REVIEW: Cake

21 01 2015

CakeJennifer Aniston stars in “Cake” as Claire Bennett, a woman struggling with chronic pain following a tragic automotive accident.  The poster and production stills almost completely hide it, but she sports a deep and instantly noticeable scar on her face stemming from the traumatic event.

And, per usual in an indie drama, the emotional scars run far deeper.  She attends group therapy as well as physical rehabilitation only to undo their progress in a toxic cocktail of booze and painkillers.  Claire further masks her agony through biting, sardonic wisecracks, deflecting anyone from exposing her pressing need for help.

It would be wrong to assign the character sole responsibility for her continuing struggles; the maelstrom of physical and emotional pain presents a tough obstacle for even the strongest individual to overcome.  Claire’s self-destructive tendencies do not disqualify her from receiving sympathy, either, yet the movie’s myopic focus on her pity party feels … well, pitiful.

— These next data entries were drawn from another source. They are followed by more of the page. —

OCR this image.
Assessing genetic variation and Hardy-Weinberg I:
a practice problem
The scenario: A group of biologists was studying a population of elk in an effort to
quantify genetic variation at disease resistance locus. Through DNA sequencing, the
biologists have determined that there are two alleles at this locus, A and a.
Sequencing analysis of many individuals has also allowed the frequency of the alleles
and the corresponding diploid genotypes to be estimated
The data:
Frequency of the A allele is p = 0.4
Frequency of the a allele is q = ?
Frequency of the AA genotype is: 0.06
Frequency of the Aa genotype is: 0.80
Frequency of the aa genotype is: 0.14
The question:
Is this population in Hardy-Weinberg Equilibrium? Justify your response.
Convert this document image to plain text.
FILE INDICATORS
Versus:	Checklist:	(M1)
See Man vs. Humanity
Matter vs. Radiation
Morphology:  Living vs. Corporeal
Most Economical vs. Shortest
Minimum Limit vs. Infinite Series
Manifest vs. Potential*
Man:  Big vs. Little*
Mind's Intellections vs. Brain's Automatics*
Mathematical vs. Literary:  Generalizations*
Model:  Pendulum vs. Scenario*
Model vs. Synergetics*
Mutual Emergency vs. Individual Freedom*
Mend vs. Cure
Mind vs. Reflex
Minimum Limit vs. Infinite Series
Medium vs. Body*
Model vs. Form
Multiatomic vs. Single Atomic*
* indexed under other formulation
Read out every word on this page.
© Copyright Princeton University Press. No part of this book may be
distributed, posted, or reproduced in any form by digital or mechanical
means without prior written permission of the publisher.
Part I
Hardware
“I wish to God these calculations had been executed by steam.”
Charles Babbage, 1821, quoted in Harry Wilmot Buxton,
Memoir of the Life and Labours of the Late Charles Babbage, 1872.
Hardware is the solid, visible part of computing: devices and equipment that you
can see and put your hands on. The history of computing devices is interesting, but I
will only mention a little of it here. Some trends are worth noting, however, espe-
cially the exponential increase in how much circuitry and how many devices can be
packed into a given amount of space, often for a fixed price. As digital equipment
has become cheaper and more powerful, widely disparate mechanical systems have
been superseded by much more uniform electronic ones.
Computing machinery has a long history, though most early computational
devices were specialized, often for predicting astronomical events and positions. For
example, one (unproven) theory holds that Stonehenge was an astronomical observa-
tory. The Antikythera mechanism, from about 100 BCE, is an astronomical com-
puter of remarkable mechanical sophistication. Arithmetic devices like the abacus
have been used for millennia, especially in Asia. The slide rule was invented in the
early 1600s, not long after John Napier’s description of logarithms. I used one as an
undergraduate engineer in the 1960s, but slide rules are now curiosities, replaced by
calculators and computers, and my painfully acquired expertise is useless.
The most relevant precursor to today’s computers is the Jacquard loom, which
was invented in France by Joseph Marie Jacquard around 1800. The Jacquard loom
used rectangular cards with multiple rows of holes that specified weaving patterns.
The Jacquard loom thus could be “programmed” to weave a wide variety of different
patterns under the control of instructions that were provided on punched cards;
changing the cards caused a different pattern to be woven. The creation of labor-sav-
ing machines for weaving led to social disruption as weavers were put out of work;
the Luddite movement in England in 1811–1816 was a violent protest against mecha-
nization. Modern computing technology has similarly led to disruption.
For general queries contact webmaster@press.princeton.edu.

Not to discredit or downplay her anguish, but Claire is a wealthy, white Angeleno living comfortably in unexplained luxury.  Her inability to function in society, shockingly, never seems to raise doubts about the continuance of her lifestyle.  She never seems to worry about having the funds to procure pain pills in Tijuana, and she never entertains the possibility of a world without the invaluable assistance of her inexplicably loyal Hispanic maid and driver Silvana (Oscar nominee Adrianna Barraza).